Avant meme que le retrait du president Biden ne lui ouvre les portes de la course a la Maison blanche, la vice-presidente americaine Kamala Harris s’est erigee en defenseure intraitable des droits a l’avortement, un positionnement qui pourrait desormais s’averer decisif en novembre prochain.
« Nous mettrons fin a l’extremisme de Donald Trump pour interdire l’avortement car nous savons que les femmes doivent prendre les decisions qu’elles souhaitent concernant leur corps, sans que le gouvernement n’ait son mot a dire! « , a affirme lors d’un meeting de campagne, plus tot dans la semaine, la desormais candidate possible du Parti democrate.
Deux ans apres que la majorite conservatrice a la Cour Supreme, issue des recentes nominations de l’ancien president republicain, a mis fin a la protection federale du droit a l’avortement, la candidature d’une militante sincere de la cause pourrait mobiliser les electeurs progressistes en faveur des democrates, de quoi faire la difference dans un scrutin qui s’annonce indecis.
Un combat qui ne date pas d’hier pour Mme Harris: alors membre du parquet general de Californie, elle avait combattu les pratiques trompeuses des militants anti-avortement. Et en tant que senatrice, elle s’etait montree tres critique du juge Brett Kavanaugh, lors de son audition de confirmation avant sa nomination a la Cour Supreme.
De quoi se demarquer de Joe Biden, qui s’est toujours montre prudent sur le sujet, rappelant regulierement son education catholique pour justifier de sa gene sur le sujet.
Lors de son discours sur l’etat de l’Union devant le Congres, en debut d’annee, M. Biden s’etait eloigne de ses notes, preferant les termes « droits reproductifs » ou « liberte de choix » plutot qu' »avortement ».
– « Elle sait de quoi elle parle » –
Lors de son entree au Senat, en 1973, Joe Biden avait estime que la Cour Supreme etait « allee trop loin » en statuant en faveur d’une protection federale du droit a l’avortement, dans le celebre arret « Roe contre Wade », et avait encore decrit en 2006 la procedure medicale comme etant « toujours un tragedie » et « pas necessairement un choix et un droit ».
Si sa position a evolue depuis, les defenseurs de l’avortement ont toujours considere que le president americain etait reticent a pleinement s’inscrire dans leur cause.
« Ce qui rend Mme Harris dangereuse pour Donald Trump sur la question de l’avortement est que, contrairement a lui, elle sait de quoi elle parle et elle peut canaliser la colere des electrices », a ainsi estime l’auteure feministe Jessica Valenti, interrogee par l’AFP.
« Je ne crois pas que les gens comprennent clairement a quel point les femmes sont en colere lorsque +Roe+ a ete infirme.

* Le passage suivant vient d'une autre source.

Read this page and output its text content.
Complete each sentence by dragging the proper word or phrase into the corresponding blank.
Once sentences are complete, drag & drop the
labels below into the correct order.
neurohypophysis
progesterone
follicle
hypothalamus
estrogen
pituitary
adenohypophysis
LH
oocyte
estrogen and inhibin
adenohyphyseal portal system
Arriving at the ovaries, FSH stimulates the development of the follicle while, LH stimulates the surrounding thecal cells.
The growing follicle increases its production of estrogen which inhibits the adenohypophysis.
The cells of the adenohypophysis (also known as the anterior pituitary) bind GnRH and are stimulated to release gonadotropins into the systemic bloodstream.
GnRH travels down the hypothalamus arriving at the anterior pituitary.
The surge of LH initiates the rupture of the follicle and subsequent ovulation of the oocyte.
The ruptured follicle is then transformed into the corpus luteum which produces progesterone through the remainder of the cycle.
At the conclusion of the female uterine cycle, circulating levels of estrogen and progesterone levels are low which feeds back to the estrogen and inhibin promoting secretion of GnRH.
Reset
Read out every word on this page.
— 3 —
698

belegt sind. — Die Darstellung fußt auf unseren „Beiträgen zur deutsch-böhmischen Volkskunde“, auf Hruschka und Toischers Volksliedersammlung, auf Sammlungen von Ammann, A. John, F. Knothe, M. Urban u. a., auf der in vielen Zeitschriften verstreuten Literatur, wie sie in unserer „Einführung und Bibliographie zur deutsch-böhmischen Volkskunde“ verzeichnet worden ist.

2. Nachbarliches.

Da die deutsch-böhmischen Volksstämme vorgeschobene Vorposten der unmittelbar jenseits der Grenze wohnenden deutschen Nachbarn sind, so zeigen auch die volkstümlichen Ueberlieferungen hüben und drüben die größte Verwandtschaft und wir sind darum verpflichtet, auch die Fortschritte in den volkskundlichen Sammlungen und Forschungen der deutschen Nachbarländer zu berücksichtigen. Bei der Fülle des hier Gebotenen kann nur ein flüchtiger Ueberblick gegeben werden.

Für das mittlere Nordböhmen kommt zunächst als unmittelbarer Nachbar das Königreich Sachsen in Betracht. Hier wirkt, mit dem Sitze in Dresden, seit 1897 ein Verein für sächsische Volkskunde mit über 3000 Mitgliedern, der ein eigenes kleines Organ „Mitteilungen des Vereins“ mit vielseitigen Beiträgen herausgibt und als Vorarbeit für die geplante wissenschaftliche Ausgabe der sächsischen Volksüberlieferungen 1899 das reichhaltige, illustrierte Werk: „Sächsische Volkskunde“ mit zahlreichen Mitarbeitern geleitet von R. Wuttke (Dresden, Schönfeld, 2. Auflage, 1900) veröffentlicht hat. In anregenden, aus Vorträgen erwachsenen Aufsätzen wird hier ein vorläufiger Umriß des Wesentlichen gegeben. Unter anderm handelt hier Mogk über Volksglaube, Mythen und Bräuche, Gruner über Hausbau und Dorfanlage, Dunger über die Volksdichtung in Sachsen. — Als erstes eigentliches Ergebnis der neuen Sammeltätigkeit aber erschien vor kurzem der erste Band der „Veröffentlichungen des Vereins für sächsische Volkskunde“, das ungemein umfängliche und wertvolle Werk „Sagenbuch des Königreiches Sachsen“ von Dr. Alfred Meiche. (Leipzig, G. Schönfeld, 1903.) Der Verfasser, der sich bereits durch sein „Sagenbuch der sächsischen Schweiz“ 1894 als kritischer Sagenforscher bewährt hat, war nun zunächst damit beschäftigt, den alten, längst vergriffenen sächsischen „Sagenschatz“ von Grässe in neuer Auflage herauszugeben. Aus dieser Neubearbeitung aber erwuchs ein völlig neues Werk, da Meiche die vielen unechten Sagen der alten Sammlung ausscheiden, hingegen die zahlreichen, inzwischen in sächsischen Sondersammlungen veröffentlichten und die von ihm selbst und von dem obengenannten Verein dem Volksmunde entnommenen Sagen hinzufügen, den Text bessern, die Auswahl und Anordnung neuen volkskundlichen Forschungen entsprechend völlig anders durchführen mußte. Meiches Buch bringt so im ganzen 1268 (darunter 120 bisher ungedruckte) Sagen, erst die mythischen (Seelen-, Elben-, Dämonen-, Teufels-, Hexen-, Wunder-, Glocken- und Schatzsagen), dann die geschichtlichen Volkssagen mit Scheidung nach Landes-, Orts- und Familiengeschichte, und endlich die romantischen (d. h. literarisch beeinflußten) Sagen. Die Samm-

Et Mme Harris a la possibilite de capitaliser la-dessus », a-t-elle ajoute.
Sur la question specifique de l’avortement, Kamala Harris dispose de 12 points d’avance sur M. Trump, selon un sondage YouGov realise dans la semaine, une marge bien superieure aux 5 points dont disposait Joe Biden debut juillet.
Bien que Mme Harris ne soit pas encore formellement designee, le groupe pro-avortement « Liberte reproductive pour toutes » s’est pleinement engagee a ses cotes, estimant dans un communique, par la voix de sa dirigeante Mini Timmaraju, que « personne ne s’est autant battu pour garantir le droit et l’acces a l’avortement » que Mme Harris, « nous sommes fiers de la soutenir ».
– « Periode de grace » –
Cote Republican, J.D. Vance, le candidat a la vice-presidence, a clairement affirme sa volonte d' »interdire nationalement » l’avortement, la ou Donald Trump tente de menager la chevre et le chou.
« Il est radical, il personnifie l’extremisme republicain sur l’avortement », estime Mme Valenti.
« Avoir M. Vance a ses cotes va compliquer les choses pour Donald Trump s’il souhaite se presenter comme modere sur le sujet », a souligne Marc Trussler, chercheur en sciences politiques a l’Universite de Pennsylvanie.
Selon lui, « le message de Mme Harris passe clairement mieux » que celui de Joe Biden.
En revanche, il est trop tot pour savoir si le sujet, qui a offert des victoires locales aux democrates, peut peser sur l’election, a estime M. Trussler.
« Nous sommes dans la periode de grace de la candidature de Mme Harris », a-t-il souligne, rappelant qu’elle n’a pas encore eu a se positionner sur des sujets clivants au sein meme de son parti, comme le conflit a Gaza ou la reforme du systeme penal americain.